While Charlie was still recuperating from a bout of flu (and avoid catching it) at Sabin Resort in Ormoc City, I left, via van, for the 2-hr. trip for Tacloban City.  My timing was perfect as the city was holding its Pintados-Kasadyaan Festival, the biggest and most colorful festival in the Eastern Visayas Region.  Heldon June 29,  it features street pageantry of ethnic dancing to the rhythm of bamboo sticks and a contest focusing on the Leyteños’ old custom of tattooing that signifies courage and status in the community which earned for the Leyteños the name of pintados.

Instigated by former Leyte Gov. Remedios Loreto-Petilla, this cultural-religious festival was first held on May 12, 1996 and it was only in 1999 that it was fixed to June 29, the Feast of the Señor Sto.
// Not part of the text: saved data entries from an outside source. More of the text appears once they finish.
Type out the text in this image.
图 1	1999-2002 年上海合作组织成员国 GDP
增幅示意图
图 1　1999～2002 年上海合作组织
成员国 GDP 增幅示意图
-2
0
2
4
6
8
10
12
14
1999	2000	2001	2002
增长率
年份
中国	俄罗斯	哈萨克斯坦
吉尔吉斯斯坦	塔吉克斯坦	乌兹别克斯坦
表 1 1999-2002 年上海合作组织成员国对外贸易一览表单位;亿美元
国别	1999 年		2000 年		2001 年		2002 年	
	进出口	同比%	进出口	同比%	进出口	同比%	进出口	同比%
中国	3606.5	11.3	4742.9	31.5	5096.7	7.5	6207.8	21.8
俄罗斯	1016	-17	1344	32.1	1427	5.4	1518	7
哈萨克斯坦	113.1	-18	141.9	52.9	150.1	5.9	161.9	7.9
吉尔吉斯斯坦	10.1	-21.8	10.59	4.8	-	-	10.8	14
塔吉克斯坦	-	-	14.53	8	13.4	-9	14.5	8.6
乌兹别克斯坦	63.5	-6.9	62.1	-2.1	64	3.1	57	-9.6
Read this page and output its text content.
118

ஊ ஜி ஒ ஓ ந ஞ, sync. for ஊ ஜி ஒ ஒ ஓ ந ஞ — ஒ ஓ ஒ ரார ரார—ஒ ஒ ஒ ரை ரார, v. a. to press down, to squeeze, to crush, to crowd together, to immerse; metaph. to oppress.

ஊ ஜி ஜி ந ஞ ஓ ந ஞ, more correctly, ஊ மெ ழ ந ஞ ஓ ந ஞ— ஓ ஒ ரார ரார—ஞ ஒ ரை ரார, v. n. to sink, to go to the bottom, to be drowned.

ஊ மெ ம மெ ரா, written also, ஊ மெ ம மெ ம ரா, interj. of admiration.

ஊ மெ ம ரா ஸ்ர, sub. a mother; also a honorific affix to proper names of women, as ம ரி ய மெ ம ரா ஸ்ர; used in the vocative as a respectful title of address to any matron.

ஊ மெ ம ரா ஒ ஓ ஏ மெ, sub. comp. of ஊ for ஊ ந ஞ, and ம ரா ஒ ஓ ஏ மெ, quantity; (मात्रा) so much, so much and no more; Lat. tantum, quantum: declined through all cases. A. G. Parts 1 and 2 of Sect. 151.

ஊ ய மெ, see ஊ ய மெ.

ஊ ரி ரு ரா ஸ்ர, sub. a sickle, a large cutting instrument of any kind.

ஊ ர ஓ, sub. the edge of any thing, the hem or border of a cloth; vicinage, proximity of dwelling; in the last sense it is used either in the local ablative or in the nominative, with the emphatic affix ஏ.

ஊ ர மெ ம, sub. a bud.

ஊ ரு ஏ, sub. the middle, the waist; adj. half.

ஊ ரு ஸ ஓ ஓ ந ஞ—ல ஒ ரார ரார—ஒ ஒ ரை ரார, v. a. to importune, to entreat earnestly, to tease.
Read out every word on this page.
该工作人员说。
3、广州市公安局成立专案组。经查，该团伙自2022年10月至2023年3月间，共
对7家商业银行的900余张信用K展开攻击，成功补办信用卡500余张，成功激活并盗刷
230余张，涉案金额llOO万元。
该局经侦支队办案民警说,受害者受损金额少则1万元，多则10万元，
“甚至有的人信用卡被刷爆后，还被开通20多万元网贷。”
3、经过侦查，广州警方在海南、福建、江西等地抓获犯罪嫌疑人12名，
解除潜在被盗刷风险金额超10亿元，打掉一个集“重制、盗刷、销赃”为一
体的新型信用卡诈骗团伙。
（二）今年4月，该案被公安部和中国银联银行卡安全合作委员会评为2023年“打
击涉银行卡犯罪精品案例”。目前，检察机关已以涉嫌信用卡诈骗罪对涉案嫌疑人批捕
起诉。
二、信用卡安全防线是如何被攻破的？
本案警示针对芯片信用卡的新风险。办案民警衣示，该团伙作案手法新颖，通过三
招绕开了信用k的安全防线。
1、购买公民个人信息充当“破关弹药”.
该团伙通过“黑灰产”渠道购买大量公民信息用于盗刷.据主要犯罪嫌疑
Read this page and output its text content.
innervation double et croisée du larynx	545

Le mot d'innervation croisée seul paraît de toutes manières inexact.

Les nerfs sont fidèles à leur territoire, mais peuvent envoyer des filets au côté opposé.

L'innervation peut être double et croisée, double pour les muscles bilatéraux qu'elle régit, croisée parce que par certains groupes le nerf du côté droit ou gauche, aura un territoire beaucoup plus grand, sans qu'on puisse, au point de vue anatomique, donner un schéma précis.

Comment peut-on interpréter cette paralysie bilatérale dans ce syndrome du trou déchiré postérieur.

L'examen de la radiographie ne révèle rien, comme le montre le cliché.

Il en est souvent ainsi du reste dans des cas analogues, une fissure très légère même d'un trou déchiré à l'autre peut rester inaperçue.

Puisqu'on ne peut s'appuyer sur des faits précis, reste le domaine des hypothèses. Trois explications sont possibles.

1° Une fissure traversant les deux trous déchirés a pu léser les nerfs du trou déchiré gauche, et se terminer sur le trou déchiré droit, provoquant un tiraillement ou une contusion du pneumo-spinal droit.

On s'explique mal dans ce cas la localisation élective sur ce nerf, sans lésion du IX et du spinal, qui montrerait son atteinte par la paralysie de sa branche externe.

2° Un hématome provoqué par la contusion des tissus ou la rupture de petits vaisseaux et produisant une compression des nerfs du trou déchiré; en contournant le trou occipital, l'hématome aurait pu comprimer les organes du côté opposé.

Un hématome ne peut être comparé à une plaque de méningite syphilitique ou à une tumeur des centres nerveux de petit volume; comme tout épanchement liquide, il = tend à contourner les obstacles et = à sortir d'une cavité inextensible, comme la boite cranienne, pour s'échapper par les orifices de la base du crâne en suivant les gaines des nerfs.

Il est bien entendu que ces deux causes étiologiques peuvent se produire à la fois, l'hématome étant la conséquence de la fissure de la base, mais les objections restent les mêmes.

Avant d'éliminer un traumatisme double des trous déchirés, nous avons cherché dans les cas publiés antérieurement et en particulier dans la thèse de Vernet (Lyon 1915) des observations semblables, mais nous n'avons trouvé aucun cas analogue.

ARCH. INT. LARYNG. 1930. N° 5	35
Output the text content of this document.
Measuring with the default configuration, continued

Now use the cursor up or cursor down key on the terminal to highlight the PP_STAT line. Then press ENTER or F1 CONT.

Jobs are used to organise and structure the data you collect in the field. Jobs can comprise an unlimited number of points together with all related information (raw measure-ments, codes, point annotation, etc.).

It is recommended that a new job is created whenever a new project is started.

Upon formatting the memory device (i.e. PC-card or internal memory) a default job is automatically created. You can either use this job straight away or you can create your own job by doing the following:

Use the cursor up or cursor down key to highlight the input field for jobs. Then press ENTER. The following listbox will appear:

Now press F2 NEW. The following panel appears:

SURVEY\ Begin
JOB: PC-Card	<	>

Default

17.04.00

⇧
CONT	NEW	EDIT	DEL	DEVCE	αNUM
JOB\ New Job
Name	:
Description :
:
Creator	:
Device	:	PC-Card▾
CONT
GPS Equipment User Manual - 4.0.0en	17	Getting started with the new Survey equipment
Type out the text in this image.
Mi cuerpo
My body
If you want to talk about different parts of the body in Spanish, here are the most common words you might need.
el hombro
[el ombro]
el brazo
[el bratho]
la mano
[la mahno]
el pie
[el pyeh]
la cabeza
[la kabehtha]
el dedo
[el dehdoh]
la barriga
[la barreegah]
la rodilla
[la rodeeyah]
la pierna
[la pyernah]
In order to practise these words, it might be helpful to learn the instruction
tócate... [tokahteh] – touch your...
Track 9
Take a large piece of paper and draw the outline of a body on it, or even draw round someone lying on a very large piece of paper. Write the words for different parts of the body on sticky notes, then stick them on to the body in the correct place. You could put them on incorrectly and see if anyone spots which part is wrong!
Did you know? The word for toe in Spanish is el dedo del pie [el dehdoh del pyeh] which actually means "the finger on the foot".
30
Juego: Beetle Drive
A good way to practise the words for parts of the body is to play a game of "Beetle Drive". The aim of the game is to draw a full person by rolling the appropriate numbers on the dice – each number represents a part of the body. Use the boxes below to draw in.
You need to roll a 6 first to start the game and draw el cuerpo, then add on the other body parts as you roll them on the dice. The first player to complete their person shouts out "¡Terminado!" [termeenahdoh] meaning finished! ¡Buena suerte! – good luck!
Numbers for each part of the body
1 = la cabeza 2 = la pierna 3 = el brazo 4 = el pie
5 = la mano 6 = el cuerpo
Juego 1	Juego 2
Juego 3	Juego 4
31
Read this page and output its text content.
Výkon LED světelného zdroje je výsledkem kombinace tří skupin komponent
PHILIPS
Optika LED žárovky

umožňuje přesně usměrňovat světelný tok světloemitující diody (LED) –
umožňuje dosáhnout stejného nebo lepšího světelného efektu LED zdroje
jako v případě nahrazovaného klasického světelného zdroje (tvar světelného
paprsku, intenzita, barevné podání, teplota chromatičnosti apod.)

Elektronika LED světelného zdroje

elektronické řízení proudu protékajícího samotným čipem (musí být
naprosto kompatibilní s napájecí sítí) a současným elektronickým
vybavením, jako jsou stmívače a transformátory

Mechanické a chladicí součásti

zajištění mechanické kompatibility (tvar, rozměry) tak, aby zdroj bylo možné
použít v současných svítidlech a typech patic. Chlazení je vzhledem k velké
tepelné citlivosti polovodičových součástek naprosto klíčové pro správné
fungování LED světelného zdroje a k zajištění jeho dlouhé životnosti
Niño de Leyte.   It showcases the rich cultural heritage of the Leytenos and Samarenos, incorporating indigenous music and dances.The Kasadya-an (Visayan word meaning “merriment and gaiety“) Festival, on the other hand, showcases the unique culture and colorful history of the province of Leyte.

Miss Pintados 2005 Leslie B. Montano

I was staying at my brother-in-law Manny’s house along Avenida Veteranos which happened to be along the route where the grand street dancing parade would pass, thus giving me a ringside view of the various congregations showcasing the various municipal festivals of Leyte and the neighboring Samar and Biliran provinces via a colorful and vibrant dance-drama parade.  The Alikaraw Festival contingent of Hilongos was adjudged as the street dance champion.  Other floats, including one carrying Ms. Leslie B. Montano (Miss Pintados 2005), joined the parade.  She was crowned just the night before at the city’s Human Resources and Development Center (HRDC).